¿Qué pretende semejante organización criminal, con un estado acaso cómplice?

Odebrecht nos demanda ante el CIADI como arma de chantaje; se trataría de una artimaña para ser ellos, los que retomen el nuevo contrato de la construcción del Gasoducto del Sur; o hacer uso de alguna empresa testaferra. También podrían buscar negociar, la venta del resto de sus activos en el Perú, como el porcentaje accionario en Rutas de Lima y otros en Olmos. Estos criminales buscarán sacar ventaja contra un equipo fiscal, que se les escapan los elefantes por la puerta de un ascensor.

Hace años se debió aplicar la cláusula anti corrupción; fue el estado quien resolvió el contrato sin aplicar dicha cláusula; la posibilidad de invocarla a la fecha ¿no existiría más? Lo cierto es que los abogados saben legalizar los robos, todos en un conciliábulo extremo, con la ingeniería del proyecto groseramente sobrevalorada. Mafia que busca sacar ventaja, con la finalidad de obligar a un equipo de ineptos, a negociar donde debiese ser a la inversa; el Perú debería tenerlos agarrados de los mellizos, y no a la inversa.
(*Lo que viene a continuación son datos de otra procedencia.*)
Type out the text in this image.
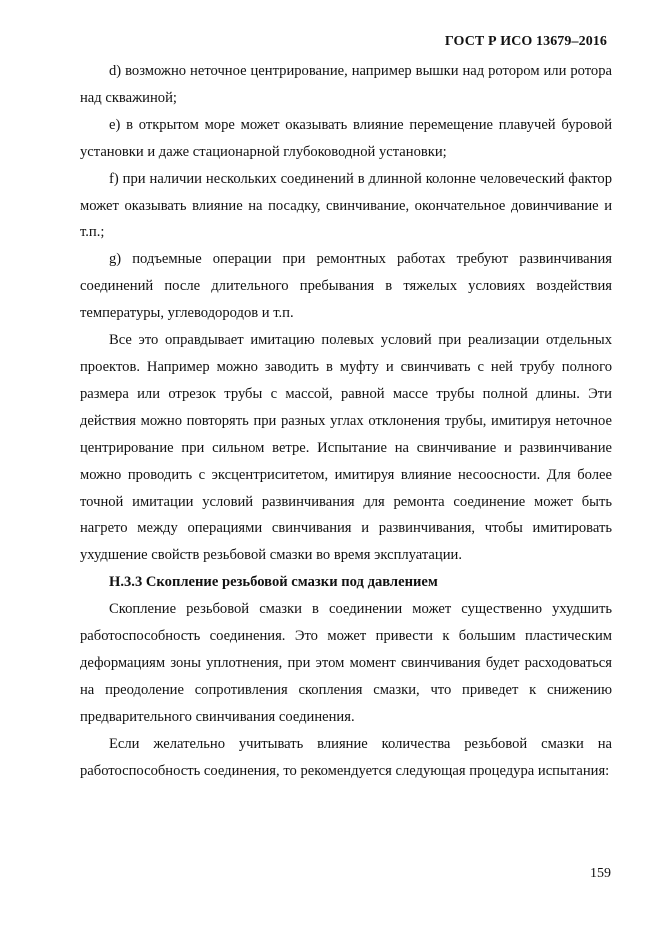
ГОСТ Р ИСО 13679–2016

d) возможно неточное центрирование, например вышки над ротором или ротора над скважиной;

е) в открытом море может оказывать влияние перемещение плавучей буровой установки и даже стационарной глубоководной установки;

f) при наличии нескольких соединений в длинной колонне человеческий фактор может оказывать влияние на посадку, свинчивание, окончательное довинчивание и т.п.;

g) подъемные операции при ремонтных работах требуют развинчивания соединений после длительного пребывания в тяжелых условиях воздействия температуры, углеводородов и т.п.

Все это оправдывает имитацию полевых условий при реализации отдельных проектов. Например можно заводить в муфту и свинчивать с ней трубу полного размера или отрезок трубы с массой, равной массе трубы полной длины. Эти действия можно повторять при разных углах отклонения трубы, имитируя неточное центрирование при сильном ветре. Испытание на свинчивание и развинчивание можно проводить с эксцентриситетом, имитируя влияние несоосности. Для более точной имитации условий развинчивания для ремонта соединение может быть нагрето между операциями свинчивания и развинчивания, чтобы имитировать ухудшение свойств резьбовой смазки во время эксплуатации.

Н.3.3 Скопление резьбовой смазки под давлением

Скопление резьбовой смазки в соединении может существенно ухудшить работоспособность соединения. Это может привести к большим пластическим деформациям зоны уплотнения, при этом момент свинчивания будет расходоваться на преодоление сопротивления скопления смазки, что приведет к снижению предварительного свинчивания соединения.

Если желательно учитывать влияние количества резьбовой смазки на работоспособность соединения, то рекомендуется следующая процедура испытания:

159
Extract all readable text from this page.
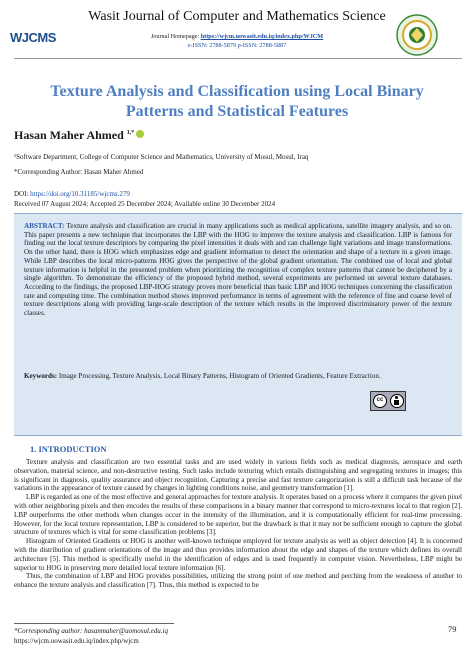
WJCMS
Wasit Journal of Computer and Mathematics Science
Journal Homepage: https://wjcm.uowasit.edu.iq/index.php/WJCM
e-ISSN: 2788-5879 p-ISSN: 2788-5887
Texture Analysis and Classification using Local Binary Patterns and Statistical Features
Hasan Maher Ahmed $^{1,*}$
¹Software Department, College of Computer Science and Mathematics, University of Mosul, Mosul, Iraq
*Corresponding Author: Hasan Maher Ahmed
DOI: https://doi.org/10.31185/wjcms.279
Received 07 August 2024; Accepted 25 December 2024; Available online 30 December 2024
ABSTRACT: Texture analysis and classification are crucial in many applications such as medical applications, satellite imagery analysis, and so on. This paper presents a new technique that incorporates the LBP with the HOG to improve the texture analysis and classification. LBP is famous for finding out the local texture descriptors by comparing the pixel intensities it deals with and can challenge light variations and image transformations. On the other hand, there is HOG which emphasizes edge and gradient information to detect the orientation and shape of a texture in a given image. While LBP describes the local micro-patterns HOG gives the perspective of the global gradient orientation. The combined use of local and global texture information is helpful in the presented problem when prioritizing the recognition of complex texture patterns that cannot be deciphered by a single algorithm. To demonstrate the efficiency of the proposed hybrid method, several experiments are performed on several texture databases. According to the findings, the proposed LBP-HOG strategy proves more beneficial than basic LBP and HOG techniques concerning the classification rate and computing time. The combination method shows improved performance in terms of agreement with the reference of fine and coarse level of texture descriptions along with providing large-scale description of the texture which results in the improved discriminatory power of the texture classes.
Keywords: Image Processing, Texture Analysis, Local Binary Patterns, Histogram of Oriented Gradients, Feature Extraction.
cc
1. INTRODUCTION

Texture analysis and classification are two essential tasks and are used widely in various fields such as medical diagnosis, aerospace and earth observation, material science, and non-destructive testing. Such tasks include texturing which entails distinguishing and segregating textures in images; this is significant in diagnosis, quality assurance and object recognition. Capturing a precise and fast texture categorization is still a difficult task because of the variations in the appearance of texture caused by changes in lighting conditions noise, and geometry transformation [1].

LBP is regarded as one of the most effective and general approaches for texture analysis. It operates based on a process where it compares the given pixel with other neighboring pixels and then encodes the results of these comparisons in a binary manner that correspond to micro-textures local to that region [2]. LBP outperforms the other methods when changes occur in the intensity of the illumination, and it is computationally efficient for real-time processing. However, for the local texture representation, LBP is considered to be superior, but the drawback is that it may not be sufficient enough to capture the global structure of textures which is vital for some classification problems [3].

Histogram of Oriented Gradients or HOG is another well-known technique employed for texture analysis as well as object detection [4]. It is concerned with the distribution of gradient orientations of the image and thus provides information about the edge and shapes of the texture which defines its overall architecture [5]. This method is specifically useful in the identification of edges and is used frequently in computer vision. Nevertheless, LBP might be superior to HOG in preserving more detailed local texture information [6].

Thus, the combination of LBP and HOG provides possibilities, utilizing the strong point of one method and perching from the weakness of another to enhance the texture analysis and classification [7]. Thus, this method is expected to be

*Corresponding author: hasanmaher@uomosul.edu.iq
https://wjcm.uowasit.edu.iq/index.php/wjcm
79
El acuerdo de colaboración eficaz, es imprescindible sea de conocimiento púbico; transparentar este secreto de estado, no afecta un ápice al mencionado acuerdo, tampoco a los procesos judiciales en marcha, donde la información de Odebrecht solo ha servido para pescar tramboyos. .
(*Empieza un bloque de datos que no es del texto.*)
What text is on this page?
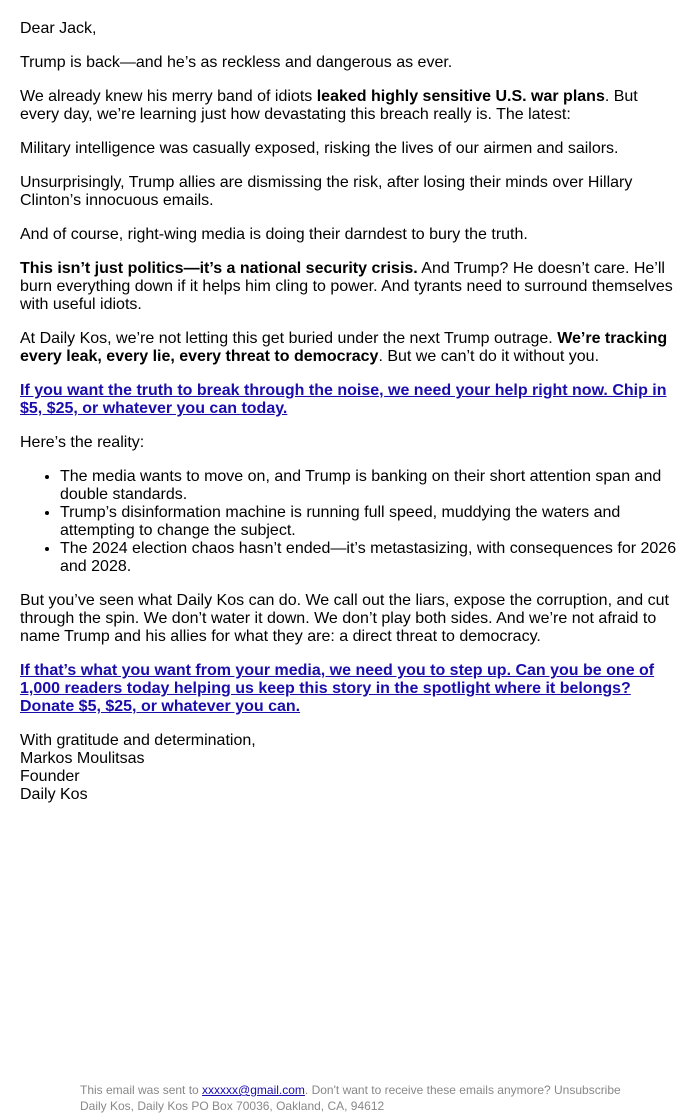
Dear Jack,

Trump is back—and he’s as reckless and dangerous as ever.

We already knew his merry band of idiots leaked highly sensitive U.S. war plans. But every day, we’re learning just how devastating this breach really is. The latest:

Military intelligence was casually exposed, risking the lives of our airmen and sailors.

Unsurprisingly, Trump allies are dismissing the risk, after losing their minds over Hillary Clinton’s innocuous emails.

And of course, right-wing media is doing their darndest to bury the truth.

This isn’t just politics—it’s a national security crisis. And Trump? He doesn’t care. He’ll burn everything down if it helps him cling to power. And tyrants need to surround themselves with useful idiots.

At Daily Kos, we’re not letting this get buried under the next Trump outrage. We’re tracking every leak, every lie, every threat to democracy. But we can’t do it without you.

If you want the truth to break through the noise, we need your help right now. Chip in $5, $25, or whatever you can today.

Here’s the reality:

• The media wants to move on, and Trump is banking on their short attention span and double standards.
• Trump’s disinformation machine is running full speed, muddying the waters and attempting to change the subject.
• The 2024 election chaos hasn’t ended—it’s metastasizing, with consequences for 2026 and 2028.

But you’ve seen what Daily Kos can do. We call out the liars, expose the corruption, and cut through the spin. We don’t water it down. We don’t play both sides. And we’re not afraid to name Trump and his allies for what they are: a direct threat to democracy.

If that’s what you want from your media, we need you to step up. Can you be one of 1,000 readers today helping us keep this story in the spotlight where it belongs? Donate $5, $25, or whatever you can.

With gratitude and determination,
Markos Moulitsas
Founder
Daily Kos

This email was sent to xxxxxx@gmail.com. Don't want to receive these emails anymore? Unsubscribe
Daily Kos, Daily Kos PO Box 70036, Oakland, CA, 94612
Insisto otra treta sería buscar, que otra empresa termine el gasoducto, la cual sería testaferra de Odebrecht. Los testaferros empresariales existen; ellos quieren recuperar su dinero, a como de lugar; chantajeando a un grupo de ineptos; el estado no ha defendido los intereses del Perú como Dios manda. Pensar que Odebrecht pudiese continuar o participar en  la construcción del gasoducto del sur, es demencial, gansteril, delincuencial y totalmente inaceptable.

En un escenario donde no existen, las reservas de gas necesarias, para sacar semejante proyecto; uno que debiese ir acompañado con una petroquímica, lo que se resume en una fantasía; una donde la continuidad del mismo, es y será otro gran negociado; un nuevo elefante blanco, con contratos nada santos, donde el dolo es la regla y la excepción el robo.

Será el pueblo quien pague por un gas inexisistente, donde nuestra energía hidráulica ha sido postergada, para favorecer proyectos delincuenciales, hasta la próxima.